Coba Menulis Lagi Ah...

*soundtrack: Dochi Sadega – Fluktuasi Glukosa*

Pagi ini, sehari setelah natalnya kawan-kawan umat nasrani, dimulai dengan menulis sebuah catatan yang menurut gue sangat realistis, karena apa, karena hal ini menyangkut tentang pemikiran gue sendiri terkait apa yang udah selama ini gue simpen dalam kepala. Yah, sudah saatnya gue coba nulis lagi, terlalu lama konsep-konsep usang ini membeku dalam otak, tak tersalurkan. Sebenernya sih ini cuma uneg-uneg aja, tapi mudah-mudahan bermanfaat. Uneg-uneg yang didasari pada pengalaman hidup, dicampur-adukan dengan imajinasi dan teori-teori yang pernah gue dapet di bangku kuliah, atau baca dari buku, atau bisa jadi dari hasil diskusi bareng temen-temen gue yang gaul getoh. (-_-“)

*soundtrack: Efek Rumah Kaca – Cinta Melulu*

Dimulai dari sebuah pertanyaan yang terbesit tiba-tiba di pikiran gue, “apa sih gerakan itu?” Ada yang bisa jawab enggak? Sebuah pertanyaan yang sebetulnya imut itu sangat mengganggu pikiran sekali sodara-sodara. Sebuah pertanyaan yang seharusnya mudah untuk gue jawab, namun ternyata sulit. Jelas yang gue maksud terkait gerakan adalah gerakan sosial, bukan gerakan dari organ-organ tubuh dalam melakukan kegiatan seperti senam, tarian, atau aktivitas sehari-hari.

Ada dua definisi yang gue dapet dari kamusbahasaindonesia.org terkait gerakan, (1) pergerakan, usaha, atau kegiatan di lapangan sosial (politik, dsb), (2) tindakan terencana yang dilakukan oleh suatu kelompok masyarakat disertai program terencana dan ditujukan pada suatu perubahan atau sebagai perlawanan untuk melestarikan pola-pola dan lembaga-lembaga masyarakat yang ada.

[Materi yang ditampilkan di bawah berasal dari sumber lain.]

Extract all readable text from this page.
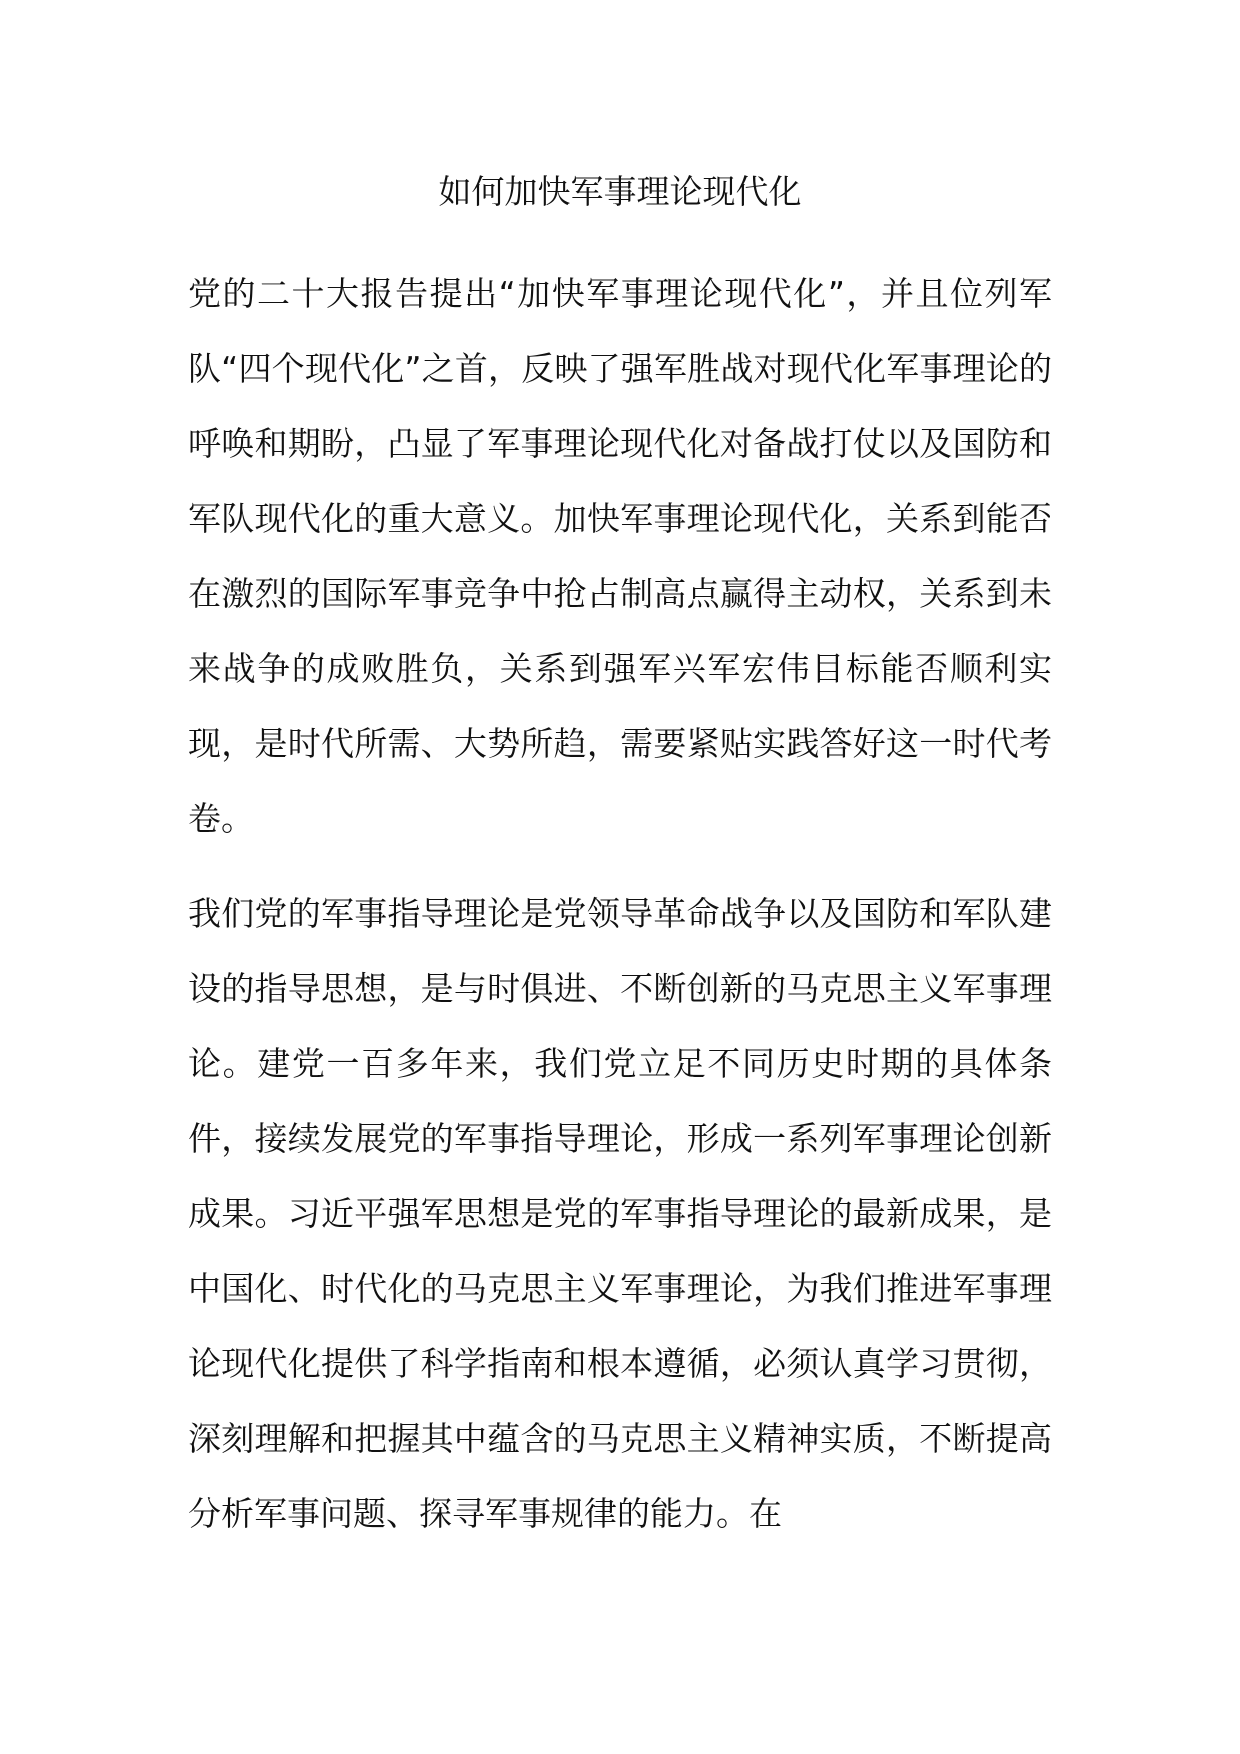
如何加快军事理论现代化

党的二十大报告提出“加快军事理论现代化”，并且位列军队“四个现代化”之首，反映了强军胜战对现代化军事理论的呼唤和期盼，凸显了军事理论现代化对备战打仗以及国防和军队现代化的重大意义。加快军事理论现代化，关系到能否在激烈的国际军事竞争中抢占制高点赢得主动权，关系到未来战争的成败胜负，关系到强军兴军宏伟目标能否顺利实现，是时代所需、大势所趋，需要紧贴实践答好这一时代考卷。

我们党的军事指导理论是党领导革命战争以及国防和军队建设的指导思想，是与时俱进、不断创新的马克思主义军事理论。建党一百多年来，我们党立足不同历史时期的具体条件，接续发展党的军事指导理论，形成一系列军事理论创新成果。习近平强军思想是党的军事指导理论的最新成果，是中国化、时代化的马克思主义军事理论，为我们推进军事理论现代化提供了科学指南和根本遵循，必须认真学习贯彻，深刻理解和把握其中蕴含的马克思主义精神实质，不断提高分析军事问题、探寻军事规律的能力。在
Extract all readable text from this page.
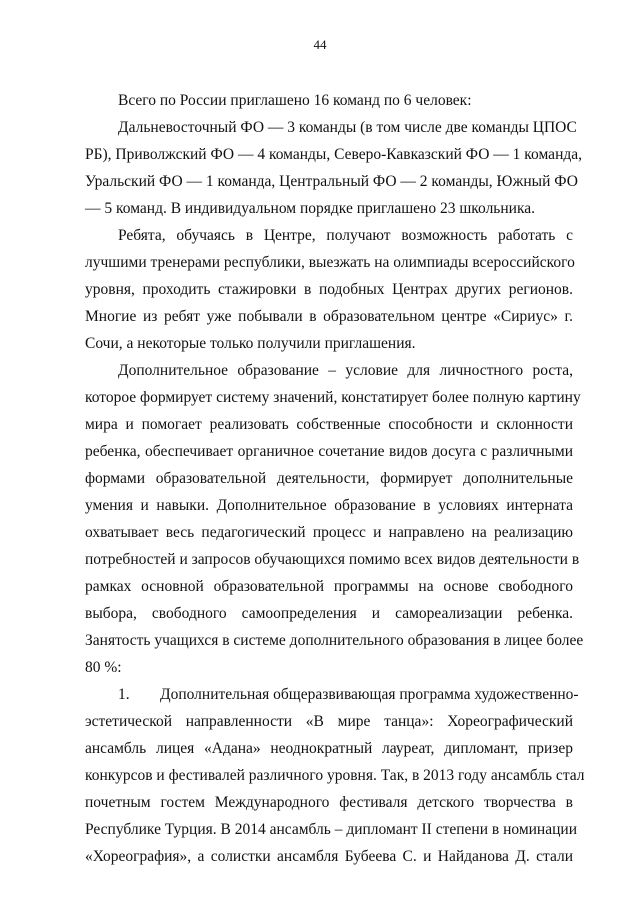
44
Всего по России приглашено 16 команд по 6 человек:
Дальневосточный ФО — 3 команды (в том числе две команды ЦПОС
РБ), Приволжский ФО — 4 команды, Северо-Кавказский ФО — 1 команда,
Уральский ФО — 1 команда, Центральный ФО — 2 команды, Южный ФО
— 5 команд. В индивидуальном порядке приглашено 23 школьника.
Ребята, обучаясь в Центре, получают возможность работать с
лучшими тренерами республики, выезжать на олимпиады всероссийского
уровня, проходить стажировки в подобных Центрах других регионов.
Многие из ребят уже побывали в образовательном центре «Сириус» г.
Сочи, а некоторые только получили приглашения.
Дополнительное образование – условие для личностного роста,
которое формирует систему значений, констатирует более полную картину
мира и помогает реализовать собственные способности и склонности
ребенка, обеспечивает органичное сочетание видов досуга с различными
формами образовательной деятельности, формирует дополнительные
умения и навыки. Дополнительное образование в условиях интерната
охватывает весь педагогический процесс и направлено на реализацию
потребностей и запросов обучающихся помимо всех видов деятельности в
рамках основной образовательной программы на основе свободного
выбора, свободного самоопределения и самореализации ребенка.
Занятость учащихся в системе дополнительного образования в лицее более
80 %:
1.	Дополнительная общеразвивающая программа художественно-
эстетической направленности «В мире танца»: Хореографический
ансамбль лицея «Адана» неоднократный лауреат, дипломант, призер
конкурсов и фестивалей различного уровня. Так, в 2013 году ансамбль стал
почетным гостем Международного фестиваля детского творчества в
Республике Турция. В 2014 ансамбль – дипломант II степени в номинации
«Хореография», а солистки ансамбля Бубеева С. и Найданова Д. стали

Ada lagi definisi lain yang gue dapet dari wikipedia, gerakan sosial (social movement) adalah aktivitas sosial berupa gerakan sejenis tindakan sekelompok yang merupakan kelompok informal yang berbentuk organisasi, berjumlah besar atau individu yang secara spesifik berfokus pada suatu isu-isu sosial atau politik dengan melaksanakan, menolak, atau mengkampanyekan sebuah perubahan sosial. Masih menurut wikipedia, boleh percaya boleh enggak, sebuah gerakan sosial tidak bersifat terus-menerus karena memiliki siklus hidup kurang-lebih sebagai berikut: diciptakan (emerge), tumbuh (coalesce-bureaucratise), pencapaian sasaran akhir (target berikut kegagalannya) (success-failure), terkooptasi (cooptation), menjadi biasa (go mainstream), kehilangan semangat (repression), dan akhirnya hilang (decline). Siklus ini terjadi pada sebuah gerakan sosial aja, ketika gerakan tersebut menjadi pudar digantikan oleh fenomena gerakan sosial lainnya, sesuai kebutuhan pada masa itu.

*soundtrack: Homogenic – Utopia*

Seperti apa yang udah ada di atas, pertanyaan lucu dan imut dalam pikiran gue terpecahkan. Gerakan sosial itu sesuatu tindakan yang berpola, terorganisir demi mencapai suatu tujuan tertentu bro. Sebuah gerakan sosial secara simultan akan terus ada, tak pernah berhenti, yang berbeda hanya target atau tujuan gerakan, dan cara yang dilakukan. Secara naluriah, manusia adalah makhluk yang senang bergerak, alias dinamis. Kebutuhan dasar manusia-lah yang membuat kita sebagai manusia termotivasi untuk bergerak terus. Semua pengin hidup yang lebih baik dari hari ke hari, betul enggak? Nah, timbul pertanyaan lagi, “apa tujuan gue ikut bergerak?” kemudian, “tujuan dan cara bergerak yang baik itu yang gimana?” Dua pertanyaan yang saling berkaitan.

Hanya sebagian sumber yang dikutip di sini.